Initialize the LLMUser.

PARAMETER	DESCRIPTION
`name`	The name of the user. TYPE: `str`
`model`	The language model to be used for generating responses. TYPE: `ModelAdapter`
`user_profile`	A dictionary describing the user's persona, preferences, and other relevant information. TYPE: `Dict[str, Any]`
`scenario`	A description of the situation or task the user is trying to accomplish. TYPE: `str`
`initial_query`	A pre-set query to start the conversation. If provided, it becomes the first user message. If None, call get_initial_query() to generate one from the model based on the user profile and scenario. Defaults to None. TYPE: `Optional[str]` DEFAULT: `None`
`template`	A custom prompt template for the user simulator. Defaults to None. TYPE: `Optional[str]` DEFAULT: `None`
`max_try`	The maximum number of attempts for the simulator to generate a valid response. Defaults to 3. TYPE: `int` DEFAULT: `3`
`max_turns`	Maximum number of user messages in the conversation. Each user message counts as one turn, including the initial_query. Use max_turns=1 for single-turn benchmarks, or higher values for multi-turn interaction. Defaults to 1. TYPE: `int` DEFAULT: `1`
`stop_tokens`	List of tokens that signal user satisfaction, enabling early termination. When the user's LLM-generated response contains any of these tokens, is_done() returns True regardless of remaining turns. The matched token is stripped from the response. Defaults to None (early stopping disabled). TYPE: `Optional[List[str]]` DEFAULT: `None`
`early_stopping_condition`	A description of when the user should stop the conversation (e.g., "all goals have been accomplished"). Used with stop_tokens to instruct the LLM when to emit a stop token. Must be provided if stop_tokens is set. Defaults to None. TYPE: `Optional[str]` DEFAULT: `None`
`exhausted_response`	Message to return when `respond()` is called after the user is done. If `None` (default), raises `UserExhaustedError` instead. Set this to a descriptive string (e.g., `"The user is no longer available. Proceed with the information you have."`) for tool-based integrations where the agent controls when to call the user.

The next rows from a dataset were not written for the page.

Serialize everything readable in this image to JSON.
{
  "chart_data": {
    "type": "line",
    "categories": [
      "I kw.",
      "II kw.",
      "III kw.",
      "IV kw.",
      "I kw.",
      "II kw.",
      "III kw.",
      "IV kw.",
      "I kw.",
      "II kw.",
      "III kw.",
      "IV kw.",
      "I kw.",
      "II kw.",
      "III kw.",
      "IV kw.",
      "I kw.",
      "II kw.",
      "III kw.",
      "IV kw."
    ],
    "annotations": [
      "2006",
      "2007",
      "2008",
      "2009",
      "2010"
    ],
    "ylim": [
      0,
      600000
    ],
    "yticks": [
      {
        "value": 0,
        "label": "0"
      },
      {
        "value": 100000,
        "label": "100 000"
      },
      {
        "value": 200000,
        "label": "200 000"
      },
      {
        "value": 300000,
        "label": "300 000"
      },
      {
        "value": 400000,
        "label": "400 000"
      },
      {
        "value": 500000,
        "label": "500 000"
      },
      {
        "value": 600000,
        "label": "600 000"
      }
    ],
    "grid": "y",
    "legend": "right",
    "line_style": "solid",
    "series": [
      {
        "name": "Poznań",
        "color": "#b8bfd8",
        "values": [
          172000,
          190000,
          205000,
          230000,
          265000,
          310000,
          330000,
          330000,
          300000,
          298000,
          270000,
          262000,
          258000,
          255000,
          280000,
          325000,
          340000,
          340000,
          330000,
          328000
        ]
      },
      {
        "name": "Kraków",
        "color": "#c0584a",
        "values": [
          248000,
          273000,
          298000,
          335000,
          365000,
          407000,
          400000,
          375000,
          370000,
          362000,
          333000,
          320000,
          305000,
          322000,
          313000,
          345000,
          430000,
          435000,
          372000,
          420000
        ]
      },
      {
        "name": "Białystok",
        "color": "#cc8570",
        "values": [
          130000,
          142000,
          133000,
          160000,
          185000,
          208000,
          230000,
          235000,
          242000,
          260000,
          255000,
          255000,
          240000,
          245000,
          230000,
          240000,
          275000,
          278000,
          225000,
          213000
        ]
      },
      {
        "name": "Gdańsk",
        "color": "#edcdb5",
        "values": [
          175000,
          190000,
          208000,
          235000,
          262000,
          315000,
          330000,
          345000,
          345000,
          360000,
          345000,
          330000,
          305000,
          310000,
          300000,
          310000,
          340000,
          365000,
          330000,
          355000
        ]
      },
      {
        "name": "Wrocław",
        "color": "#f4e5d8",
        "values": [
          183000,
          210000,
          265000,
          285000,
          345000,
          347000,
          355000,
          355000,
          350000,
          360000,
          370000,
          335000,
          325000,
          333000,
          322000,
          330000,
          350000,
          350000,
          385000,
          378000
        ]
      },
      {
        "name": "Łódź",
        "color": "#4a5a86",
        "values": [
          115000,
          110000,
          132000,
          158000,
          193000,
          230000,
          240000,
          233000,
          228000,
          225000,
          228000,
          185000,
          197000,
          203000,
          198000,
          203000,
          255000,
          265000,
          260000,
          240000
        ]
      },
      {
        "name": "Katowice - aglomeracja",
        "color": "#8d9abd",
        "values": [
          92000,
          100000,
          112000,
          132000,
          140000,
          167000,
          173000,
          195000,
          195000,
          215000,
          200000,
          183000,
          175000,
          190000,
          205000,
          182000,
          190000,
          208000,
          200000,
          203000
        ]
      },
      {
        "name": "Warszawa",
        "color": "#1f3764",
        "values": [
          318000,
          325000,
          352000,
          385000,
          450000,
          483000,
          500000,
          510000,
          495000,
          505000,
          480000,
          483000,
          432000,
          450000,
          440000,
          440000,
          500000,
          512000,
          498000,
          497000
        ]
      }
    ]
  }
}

TYPE: `Optional[str]` DEFAULT: `None`

RAISES	DESCRIPTION
`ValueError`	If stop_tokens is set but early_stopping_condition is not provided.

gather_config

gather_config() -> Dict[str, Any]

Gather configuration from this user.

Output fields:

name - User identifier
profile - User profile data
scenario - Task scenario description
max_turns - Maximum interaction turns
stop_tokens - Early stopping tokens (empty list if disabled)
exhausted_response - Message returned when user is done, or None

RETURNS	DESCRIPTION
`Dict[str, Any]`	Dictionary containing user configuration.

gather_traces

gather_traces() -> Dict[str, Any]

Gather execution traces from this user.

Output fields:

name - User identifier
profile - User profile data
message_count - Number of messages in history
messages - Full conversation history
logs - Execution logs with timing
termination_reason - Why interaction ended (see TerminationReason)
stop_reason - Which stop token triggered termination, if any
max_turns - Maximum allowed turns
turns_used - Actual turns used
stopped_by_user - Whether user emitted a stop token

RETURNS	DESCRIPTION
`Dict[str, Any]`	Dictionary containing user state and interaction data.

get_initial_query

get_initial_query() -> str

Get the initial query for the conversation.

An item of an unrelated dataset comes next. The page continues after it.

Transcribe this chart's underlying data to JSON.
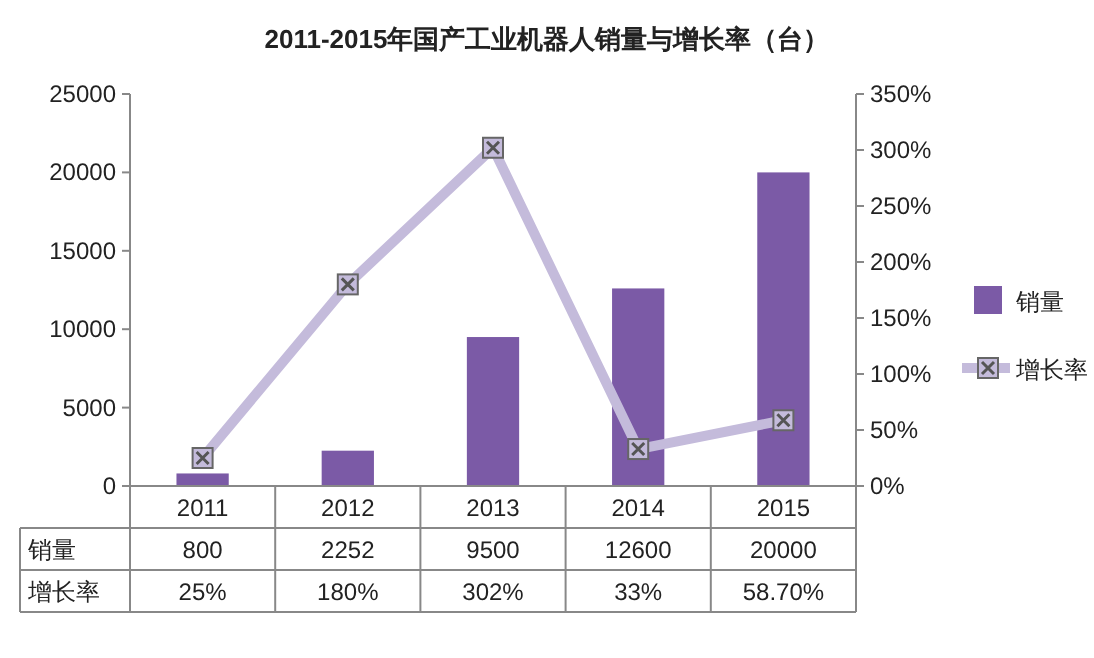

If an initial_query was provided at construction, returns it. Otherwise, generates one using the LLM simulator based on the user's profile and scenario.

This method: - Returns the existing initial query if one was provided - Or calls the LLM simulator to generate one - Ensures the query is in the message history - Counts the initial query as the first turn

RETURNS	DESCRIPTION
`str`	The initial query (either pre-set or LLM-generated).

RAISES	DESCRIPTION
`RuntimeError`	If called after conversation has progressed beyond the initial message.

get_tool

get_tool() -> Any

Get a smolagents-compatible tool for user interaction.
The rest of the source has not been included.